Да, я буду еще какое-то время горевать по моему ветреному возлюбленному, но рано или поздно боль утихнет, и я забуду Кирилла Ганецкого. Рано или поздно всех забывают.
Вторая рюмочка не понадобилась. Я решила, что одной вполне достаточно. Свой долг перед Ганецким я выполнила, совесть моя чиста. Спокойной ночи.
Телефонный звонок нарушил уютную тишину квартиры. Я поспешно схватила ерзающую по столу трубку, пока «Джамайка» не разбудила Милу.
– Жень, не спишь? – как ни в чем не бывало поинтересовалась Ника Ганецкая.
– Сплю, – мрачно сообщила я. – Десятый сон вижу. Чего тебе?

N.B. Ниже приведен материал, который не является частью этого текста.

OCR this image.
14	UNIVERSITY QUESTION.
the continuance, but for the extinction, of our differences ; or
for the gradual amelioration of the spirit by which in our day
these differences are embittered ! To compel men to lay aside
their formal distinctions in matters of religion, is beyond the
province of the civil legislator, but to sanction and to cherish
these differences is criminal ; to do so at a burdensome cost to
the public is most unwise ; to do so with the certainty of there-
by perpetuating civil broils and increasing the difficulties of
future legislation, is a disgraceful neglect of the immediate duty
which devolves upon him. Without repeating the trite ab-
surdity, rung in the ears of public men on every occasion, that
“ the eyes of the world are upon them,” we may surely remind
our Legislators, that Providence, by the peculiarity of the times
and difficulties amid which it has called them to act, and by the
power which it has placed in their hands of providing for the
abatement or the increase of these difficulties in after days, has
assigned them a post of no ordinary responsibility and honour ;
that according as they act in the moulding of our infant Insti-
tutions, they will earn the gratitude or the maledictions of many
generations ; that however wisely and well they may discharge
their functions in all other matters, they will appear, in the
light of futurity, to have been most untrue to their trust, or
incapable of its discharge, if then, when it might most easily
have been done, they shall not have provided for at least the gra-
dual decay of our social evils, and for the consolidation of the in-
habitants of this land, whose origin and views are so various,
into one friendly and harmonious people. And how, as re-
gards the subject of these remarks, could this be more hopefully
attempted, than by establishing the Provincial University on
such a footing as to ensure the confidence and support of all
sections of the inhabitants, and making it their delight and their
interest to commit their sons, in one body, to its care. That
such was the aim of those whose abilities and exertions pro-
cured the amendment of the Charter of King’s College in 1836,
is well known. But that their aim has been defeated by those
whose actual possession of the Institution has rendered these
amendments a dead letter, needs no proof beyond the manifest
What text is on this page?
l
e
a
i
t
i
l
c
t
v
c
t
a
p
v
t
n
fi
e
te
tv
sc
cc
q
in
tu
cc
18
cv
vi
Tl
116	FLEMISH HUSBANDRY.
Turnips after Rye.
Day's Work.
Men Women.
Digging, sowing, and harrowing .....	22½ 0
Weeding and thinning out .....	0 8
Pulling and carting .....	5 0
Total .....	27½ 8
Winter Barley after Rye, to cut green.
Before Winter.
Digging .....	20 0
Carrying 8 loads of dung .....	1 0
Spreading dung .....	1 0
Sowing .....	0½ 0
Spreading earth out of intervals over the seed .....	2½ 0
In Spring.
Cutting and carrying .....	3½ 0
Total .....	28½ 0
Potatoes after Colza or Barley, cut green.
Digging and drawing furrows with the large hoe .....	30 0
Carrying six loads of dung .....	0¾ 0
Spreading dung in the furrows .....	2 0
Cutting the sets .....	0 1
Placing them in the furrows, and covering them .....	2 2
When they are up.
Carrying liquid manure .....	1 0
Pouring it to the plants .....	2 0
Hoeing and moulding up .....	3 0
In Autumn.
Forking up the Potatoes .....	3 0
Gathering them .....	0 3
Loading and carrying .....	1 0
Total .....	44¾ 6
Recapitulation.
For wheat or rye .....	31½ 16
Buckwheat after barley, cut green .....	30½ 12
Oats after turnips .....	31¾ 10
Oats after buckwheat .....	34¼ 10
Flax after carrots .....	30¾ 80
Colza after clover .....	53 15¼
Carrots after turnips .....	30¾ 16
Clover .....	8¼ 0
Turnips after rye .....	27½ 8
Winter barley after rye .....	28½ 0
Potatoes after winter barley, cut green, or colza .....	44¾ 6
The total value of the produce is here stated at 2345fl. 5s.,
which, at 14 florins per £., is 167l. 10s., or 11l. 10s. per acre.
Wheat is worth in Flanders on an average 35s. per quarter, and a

– Злобная ты, Женька! – хмыкнула вдова номер два. – Я к тебе по-человечески…
– Знаешь, я еще не забыла, как ты мне под дверь коробку с экзотическими тараканами подбросила, – припомнила я старое, – а кто меня в аэропорту краской облил? А кто по три раза в день ко мне пожарных вызывал?
Ника довольно засмеялась.
– Ой, ну прости. Я так Киру любила, так ревновала к тебе.
– Насколько я помню, когда мы с ним познакомились, вы уже начали процедуру развода.
– Не по моей инициативе. – Мне показалось или Ника всхлипнула? – Я ведь его любить так и не перестала. И сейчас люблю.
– Так, всё! С меня хватит! – разозлилась я не на шутку. – Найди кого-нибудь другого, чтобы плакать на плече. Ты мне не подруга.
– Да у тебя вообще подруг нету! – радостно сообщила вдова.
– Да, нет. А знаешь почему? Потому что в каждой женщине притаилась змея. И рано или поздно она высунется и ужалит. А с мужиками таких проблем не бывает, поэтому у меня куча друзей, но ни одной подруги. Дальше что? Может, социологический опрос проведешь? Ты не стесняйся, времени у меня полно.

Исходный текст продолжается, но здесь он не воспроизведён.